Even in the cash market FIIs stood as the net sellers of stocks worth Rs 930 crore for the month of April so far. Also, since March 23 when FIIs started unwinding their future positions and bought only in cash market, they were the net buyers of stocks worth Rs 2,825 crore as compared to the net buying of stocks worth Rs 9,778 crore by domestic mutual funds during the same period.
Ignoring all these pessimistic approaches by FIIs, both Sensex and Nifty managed to gain by 1.5% over the past one month. Going forward the domestic mutual funds with assets under management of Rs. 6 lakh crores and cash in hand of more than Rs 40,000 crores are expected to manage the show.
The total market value of domestic money invested in the BSE-200 at the end of March 2017 was bigger than the value of foreign fund holdings for the first time in two years. It is estimated that the value of Indian non-promoter and non-government holdings was $323 billion as compared to $303 billion held by foreign funds.
Since October 2010, the cumulative 24-month flow of domestic funds has also been greater than the FPI flow for the first time. While the domestic funds invested $16 billion in local stocks in last two years, the FIIs invested $6 billion.

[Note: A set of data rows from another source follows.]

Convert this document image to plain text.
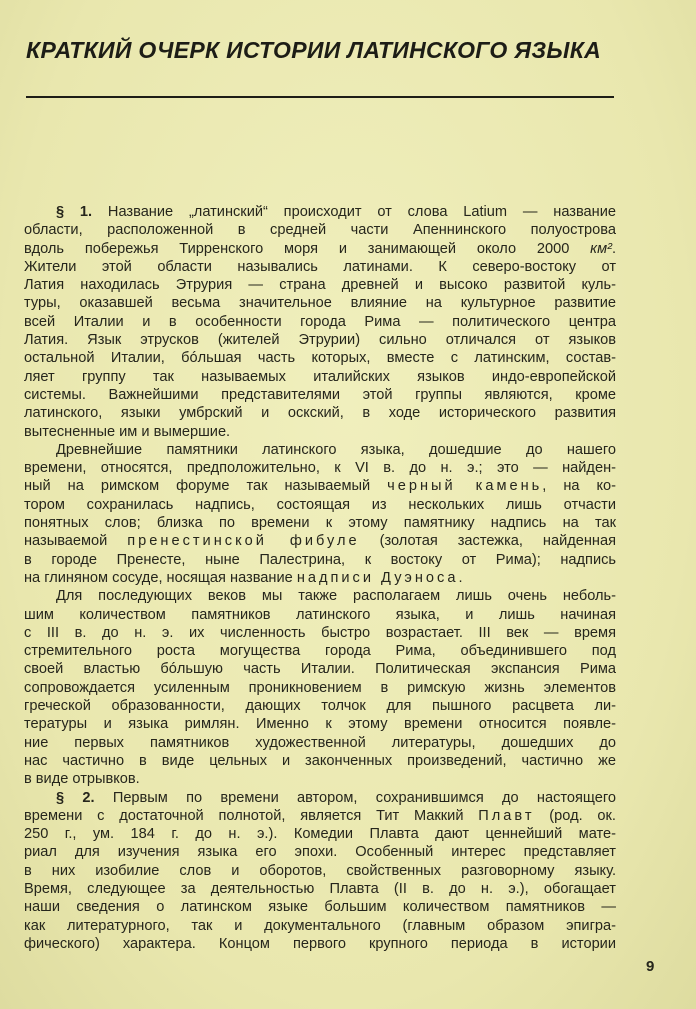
КРАТКИЙ ОЧЕРК ИСТОРИИ ЛАТИНСКОГО ЯЗЫКА
§ 1. Название „латинский“ происходит от слова Latium — название
области, расположенной в средней части Апеннинского полуострова
вдоль побережья Тирренского моря и занимающей около 2000 км².
Жители этой области назывались латинами. К северо-востоку от
Латия находилась Этрурия — страна древней и высоко развитой куль-
туры, оказавшей весьма значительное влияние на культурное развитие
всей Италии и в особенности города Рима — политического центра
Латия. Язык этрусков (жителей Этрурии) сильно отличался от языков
остальной Италии, бóльшая часть которых, вместе с латинским, состав-
ляет группу так называемых италийских языков индо-европейской
системы. Важнейшими представителями этой группы являются, кроме
латинского, языки умбрский и оскский, в ходе исторического развития
вытесненные им и вымершие.
Древнейшие памятники латинского языка, дошедшие до нашего
времени, относятся, предположительно, к VI в. до н. э.; это — найден-
ный на римском форуме так называемый черный камень, на ко-
тором сохранилась надпись, состоящая из нескольких лишь отчасти
понятных слов; близка по времени к этому памятнику надпись на так
называемой пренестинской фибуле (золотая застежка, найденная
в городе Пренесте, ныне Палестрина, к востоку от Рима); надпись
на глиняном сосуде, носящая название надписи Дуэноса.
Для последующих веков мы также располагаем лишь очень неболь-
шим количеством памятников латинского языка, и лишь начиная
с III в. до н. э. их численность быстро возрастает. III век — время
стремительного роста могущества города Рима, объединившего под
своей властью бóльшую часть Италии. Политическая экспансия Рима
сопровождается усиленным проникновением в римскую жизнь элементов
греческой образованности, дающих толчок для пышного расцвета ли-
тературы и языка римлян. Именно к этому времени относится появле-
ние первых памятников художественной литературы, дошедших до
нас частично в виде цельных и законченных произведений, частично же
в виде отрывков.
§ 2. Первым по времени автором, сохранившимся до настоящего
времени с достаточной полнотой, является Тит Маккий Плавт (род. ок.
250 г., ум. 184 г. до н. э.). Комедии Плавта дают ценнейший мате-
риал для изучения языка его эпохи. Особенный интерес представляет
в них изобилие слов и оборотов, свойственных разговорному языку.
Время, следующее за деятельностью Плавта (II в. до н. э.), обогащает
наши сведения о латинском языке большим количеством памятников —
как литературного, так и документального (главным образом эпигра-
фического) характера. Концом первого крупного периода в истории
9
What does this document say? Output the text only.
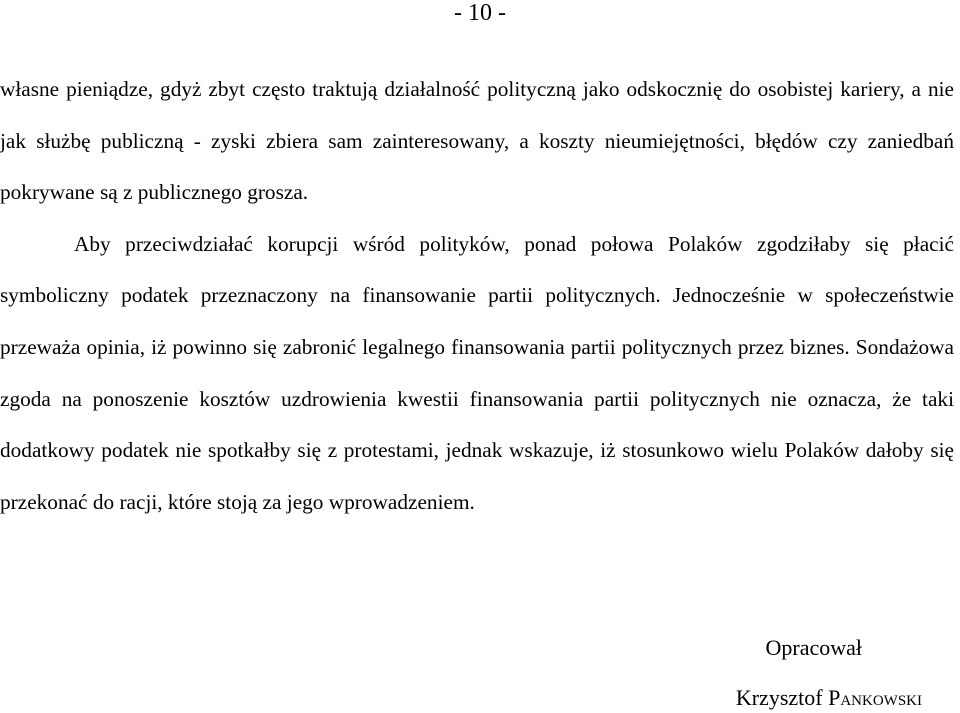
- 10 -

własne pieniądze, gdyż zbyt często traktują działalność polityczną jako odskocznię do osobistej kariery, a nie jak służbę publiczną - zyski zbiera sam zainteresowany, a koszty nieumiejętności, błędów czy zaniedbań pokrywane są z publicznego grosza.

Aby przeciwdziałać korupcji wśród polityków, ponad połowa Polaków zgodziłaby się płacić symboliczny podatek przeznaczony na finansowanie partii politycznych. Jednocześnie w społeczeństwie przeważa opinia, iż powinno się zabronić legalnego finansowania partii politycznych przez biznes. Sondażowa zgoda na ponoszenie kosztów uzdrowienia kwestii finansowania partii politycznych nie oznacza, że taki dodatkowy podatek nie spotkałby się z protestami, jednak wskazuje, iż stosunkowo wielu Polaków dałoby się przekonać do racji, które stoją za jego wprowadzeniem.

Opracował
Krzysztof Pankowski
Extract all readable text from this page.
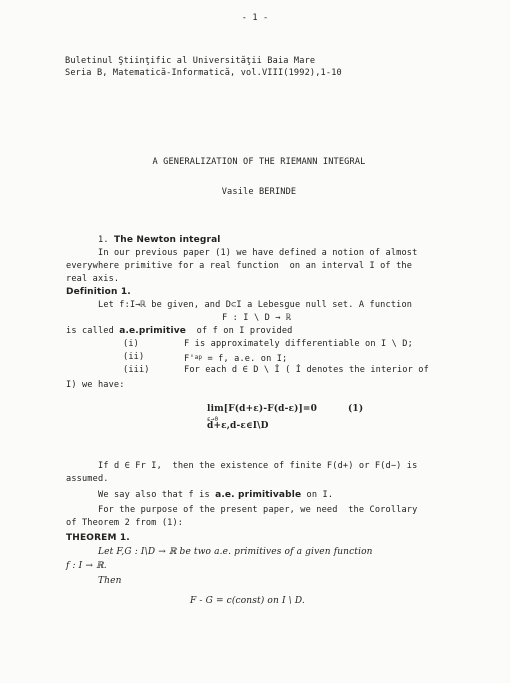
- 1 -
Buletinul Ştiinţific al Universităţii Baia Mare
Seria B, Matematică-Informatică, vol.VIII(1992),1-10
A GENERALIZATION OF THE RIEMANN INTEGRAL
Vasile BERINDE
1. The Newton integral
In our previous paper (1) we have defined a notion of almost
everywhere primitive for a real function  on an interval I of the
real axis.
Definition 1.
Let f:I→ℝ be given, and D⊂I a Lebesgue null set. A function
F : I \ D → ℝ
is called a.e.primitive  of f on I provided
(i)	F is approximately differentiable on I \ D;
(ii)	$F'^{ap} = f$, a.e. on I;
(iii)	For each d ∈ D \ İ ( İ denotes the interior of
I) we have:
lim[F(d+ε)-F(d-ε)]=0
ε→0
d+ε,d-ε∈I\D
(1)
If d ∈ Fr I,  then the existence of finite F(d+) or F(d−) is
assumed.
We say also that f is a.e. primitivable on I.
For the purpose of the present paper, we need  the Corollary
of Theorem 2 from (1):
THEOREM 1.
Let F,G : I\D → ℝ be two a.e. primitives of a given function
f : I → ℝ.
Then
F - G = c(const) on I \ D.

Hence, we can well understand the fact that Domestic Institutional Investors (DIIs) are holding more stable position than the Foreign Institutional Investors, and this is most likely to grow with each passing day owing to increasing SIP (systematic investment plan) investments and rising flows into National Pension Scheme and the Employee Provident Fund Organisation (EPFO).

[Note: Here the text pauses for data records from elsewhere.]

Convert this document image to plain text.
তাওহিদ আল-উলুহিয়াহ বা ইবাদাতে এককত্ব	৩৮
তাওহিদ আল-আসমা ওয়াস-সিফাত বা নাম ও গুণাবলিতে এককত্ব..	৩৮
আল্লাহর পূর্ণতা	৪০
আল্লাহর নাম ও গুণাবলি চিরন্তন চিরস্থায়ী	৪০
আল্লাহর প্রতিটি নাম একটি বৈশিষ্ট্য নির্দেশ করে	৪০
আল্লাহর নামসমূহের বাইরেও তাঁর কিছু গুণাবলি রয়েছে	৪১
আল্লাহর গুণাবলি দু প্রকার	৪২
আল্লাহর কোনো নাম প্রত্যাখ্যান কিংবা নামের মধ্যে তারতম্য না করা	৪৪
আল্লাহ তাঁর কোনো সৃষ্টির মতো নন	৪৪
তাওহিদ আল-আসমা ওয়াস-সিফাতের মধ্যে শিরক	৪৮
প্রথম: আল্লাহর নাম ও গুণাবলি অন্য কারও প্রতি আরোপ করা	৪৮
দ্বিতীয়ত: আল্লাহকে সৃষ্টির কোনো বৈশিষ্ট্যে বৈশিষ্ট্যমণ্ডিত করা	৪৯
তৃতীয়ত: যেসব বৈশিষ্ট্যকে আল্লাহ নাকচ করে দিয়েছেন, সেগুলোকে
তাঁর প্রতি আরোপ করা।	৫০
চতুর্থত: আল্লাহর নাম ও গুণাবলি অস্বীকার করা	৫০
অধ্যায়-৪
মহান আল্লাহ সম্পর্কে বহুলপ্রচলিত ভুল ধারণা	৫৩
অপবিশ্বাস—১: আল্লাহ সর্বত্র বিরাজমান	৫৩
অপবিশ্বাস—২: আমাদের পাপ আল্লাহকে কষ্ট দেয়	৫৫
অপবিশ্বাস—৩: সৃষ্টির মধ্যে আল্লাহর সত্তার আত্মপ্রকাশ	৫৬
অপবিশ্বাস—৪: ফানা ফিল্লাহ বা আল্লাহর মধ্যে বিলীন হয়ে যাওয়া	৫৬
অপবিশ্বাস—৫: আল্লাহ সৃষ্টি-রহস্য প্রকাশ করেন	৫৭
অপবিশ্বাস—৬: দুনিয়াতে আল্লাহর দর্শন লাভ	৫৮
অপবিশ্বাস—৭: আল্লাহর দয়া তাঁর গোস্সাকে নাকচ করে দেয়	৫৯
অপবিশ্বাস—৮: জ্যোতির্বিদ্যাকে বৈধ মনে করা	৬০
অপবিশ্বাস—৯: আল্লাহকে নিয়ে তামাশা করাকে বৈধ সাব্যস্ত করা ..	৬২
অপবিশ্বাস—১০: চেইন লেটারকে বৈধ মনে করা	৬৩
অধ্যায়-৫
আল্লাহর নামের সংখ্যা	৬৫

This rising share of local funds is of utmost important as it reduces market volatility and fluctuation every time FIIs pull out money as part of global risk aversion strategy. This has been a major reason for the Indian equity market to hold on its own since December 2016 quarter despite FIIs having sold $4.5 billion worth of equities.
SIPs by retail investors have also played a big role in this significant growth with monthly flows increasing to Rs 4,200 crore from about Rs 3,500 crore last year. According to the Association of Mutual funds of India (AMFI), mutual funds are on an average adding 6.3 lakh SIP accounts every month with an average SIP size of Rs 3,200 per account. In the last few months, the SIP accounts have raised by nearly 40% of the total monthly equity mutual fund collection, which is likely to further increase by 45%.

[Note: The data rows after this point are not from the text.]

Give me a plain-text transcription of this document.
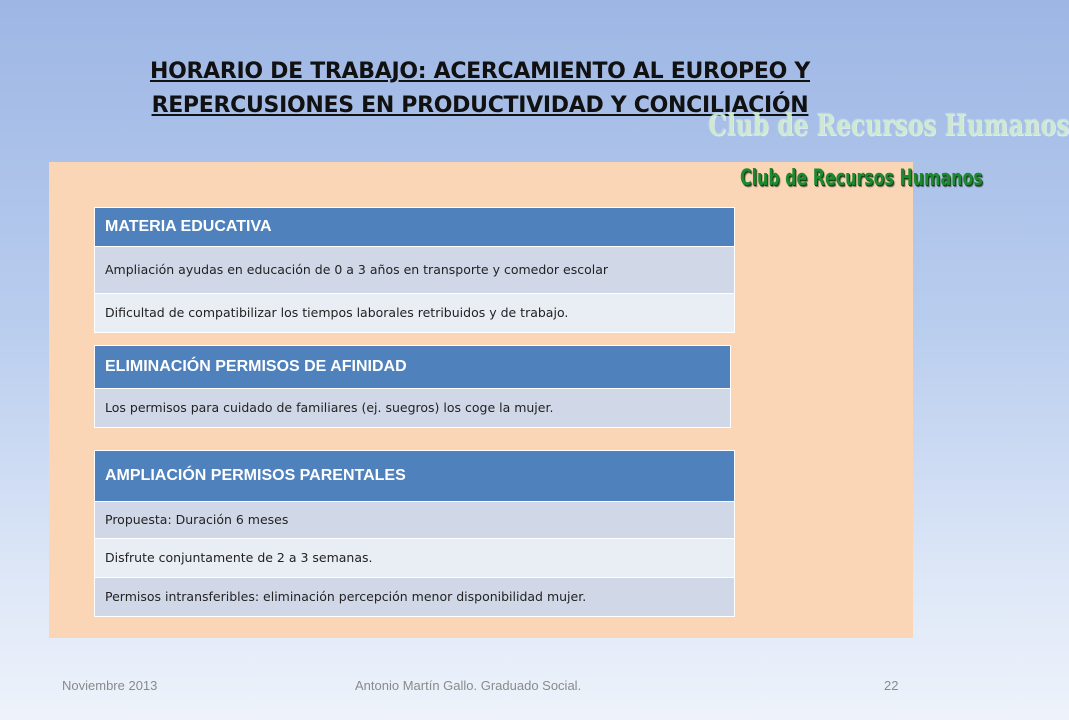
HORARIO DE TRABAJO: ACERCAMIENTO AL EUROPEO Y
REPERCUSIONES EN PRODUCTIVIDAD Y CONCILIACIÓN
Club de Recursos Humanos
Club de Recursos Humanos
MATERIA EDUCATIVA
Ampliación ayudas en educación de 0 a 3 años en transporte y comedor escolar
Dificultad de compatibilizar los tiempos laborales retribuidos y de trabajo.
ELIMINACIÓN PERMISOS DE AFINIDAD
Los permisos para cuidado de familiares (ej. suegros) los coge la mujer.
AMPLIACIÓN PERMISOS PARENTALES
Propuesta: Duración 6 meses
Disfrute conjuntamente de 2 a 3 semanas.
Permisos intransferibles: eliminación percepción menor disponibilidad mujer.
Noviembre 2013	Antonio Martín Gallo. Graduado Social.	22
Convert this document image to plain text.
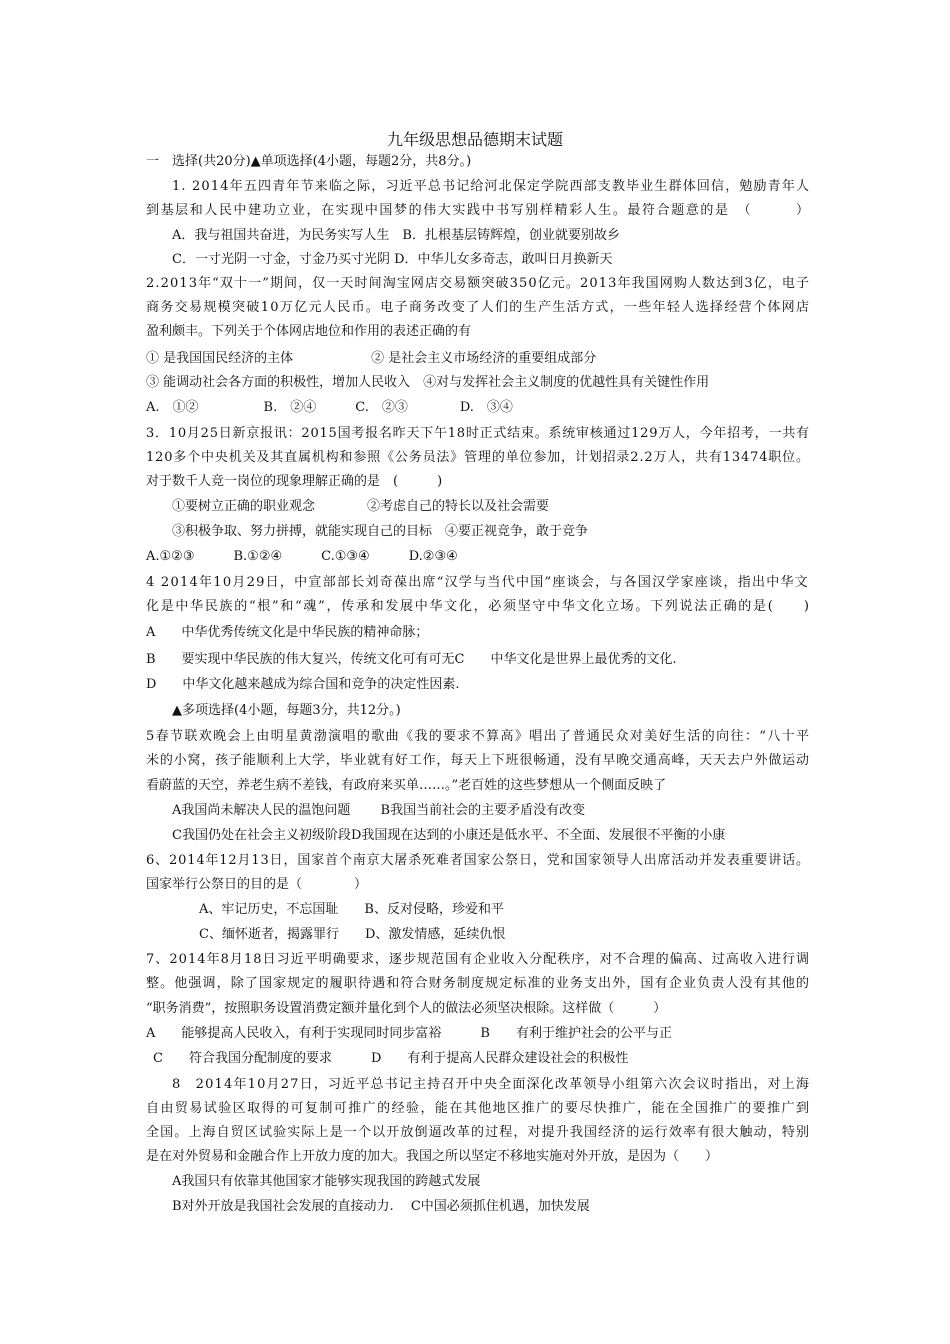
九年级思想品德期末试题
一　选择(共20分)▲单项选择(4小题，每题2分，共8分。)
1. 2014年五四青年节来临之际，习近平总书记给河北保定学院西部支教毕业生群体回信，勉励青年人
到基层和人民中建功立业，在实现中国梦的伟大实践中书写别样精彩人生。最符合题意的是　（　　　）
A．我与祖国共奋进，为民务实写人生　B．扎根基层铸辉煌，创业就要别故乡
C．一寸光阴一寸金，寸金乃买寸光阴 D．中华儿女多奇志，敢叫日月换新天
2.2013年“双十一”期间，仅一天时间淘宝网店交易额突破350亿元。2013年我国网购人数达到3亿，电子
商务交易规模突破10万亿元人民币。电子商务改变了人们的生产生活方式，一些年轻人选择经营个体网店
盈利颇丰。下列关于个体网店地位和作用的表述正确的有
① 是我国国民经济的主体　　　　　　② 是社会主义市场经济的重要组成部分
③ 能调动社会各方面的积极性，增加人民收入　④对与发挥社会主义制度的优越性具有关键性作用
A.　①②　　　　　B.　②④　　　C.　②③　　　　D.　③④
3．10月25日新京报讯：2015国考报名昨天下午18时正式结束。系统审核通过129万人，今年招考，一共有
120多个中央机关及其直属机构和参照《公务员法》管理的单位参加，计划招录2.2万人，共有13474职位。
对于数千人竞一岗位的现象理解正确的是　(　　　)
①要树立正确的职业观念　　　　②考虑自己的特长以及社会需要
③积极争取、努力拼搏，就能实现自己的目标　④要正视竞争，敢于竞争
A.①②③　　　B.①②④　　　C.①③④　　　D.②③④
4 2014年10月29日，中宣部部长刘奇葆出席“汉学与当代中国”座谈会，与各国汉学家座谈，指出中华文
化是中华民族的“根”和“魂”，传承和发展中华文化，必须坚守中华文化立场。下列说法正确的是(　　)
A　　中华优秀传统文化是中华民族的精神命脉；
B　　要实现中华民族的伟大复兴，传统文化可有可无C　　中华文化是世界上最优秀的文化.
D　　中华文化越来越成为综合国和竞争的决定性因素.
▲多项选择(4小题，每题3分，共12分。)
5春节联欢晚会上由明星黄渤演唱的歌曲《我的要求不算高》唱出了普通民众对美好生活的向往：“八十平
米的小窝，孩子能顺利上大学，毕业就有好工作，每天上下班很畅通，没有早晚交通高峰，天天去户外做运动
看蔚蓝的天空，养老生病不差钱，有政府来买单……。”老百姓的这些梦想从一个侧面反映了
A我国尚未解决人民的温饱问题　　 B我国当前社会的主要矛盾没有改变
C我国仍处在社会主义初级阶段D我国现在达到的小康还是低水平、不全面、发展很不平衡的小康
6、2014年12月13日，国家首个南京大屠杀死难者国家公祭日，党和国家领导人出席活动并发表重要讲话。
国家举行公祭日的目的是（　　　　）
A、牢记历史，不忘国耻　　B、反对侵略，珍爱和平
C、缅怀逝者，揭露罪行　　D、激发情感，延续仇恨
7、2014年8月18日习近平明确要求，逐步规范国有企业收入分配秩序，对不合理的偏高、过高收入进行调
整。他强调，除了国家规定的履职待遇和符合财务制度规定标准的业务支出外，国有企业负责人没有其他的
“职务消费”，按照职务设置消费定额并量化到个人的做法必须坚决根除。这样做（　　　）
A　　能够提高人民收入，有利于实现同时同步富裕　　　B　　有利于维护社会的公平与正
C　　符合我国分配制度的要求　　　D　　有利于提高人民群众建设社会的积极性
8　2014年10月27日，习近平总书记主持召开中央全面深化改革领导小组第六次会议时指出，对上海
自由贸易试验区取得的可复制可推广的经验，能在其他地区推广的要尽快推广，能在全国推广的要推广到
全国。上海自贸区试验实际上是一个以开放倒逼改革的过程，对提升我国经济的运行效率有很大触动，特别
是在对外贸易和金融合作上开放力度的加大。我国之所以坚定不移地实施对外开放，是因为（　　）
A我国只有依靠其他国家才能够实现我国的跨越式发展
B对外开放是我国社会发展的直接动力.　 C中国必须抓住机遇，加快发展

Fundamentally, we maintain our view on Sensex as enumerated in our note dated 3rd January 2017. Our estimated target for Sensex for calendar year 2017 remains 30247, with upside boundary at 31800. Our EPS estimated for Sensex for FY18 remains 1509 (12% y-o-y- growth v/s consensus estimate of 16%). Commentary by the management of the companies that have declared their Q4FY17 numbers by now have largely shown confidence for FY18. But we still are not sure of earning trajectory post GST i.e. quarterly bumps, though we remain highly optimistic as far as long term earning outlook is concerned. Remember, quarterly volatility in earning outlook will proportionately create volatility in stock prices. For short term, we advise patience till complete earning clarity emerges. Best strategy to invest at current levels would be through systematic investment plan, which otherwise too is the most optimal strategy for investors.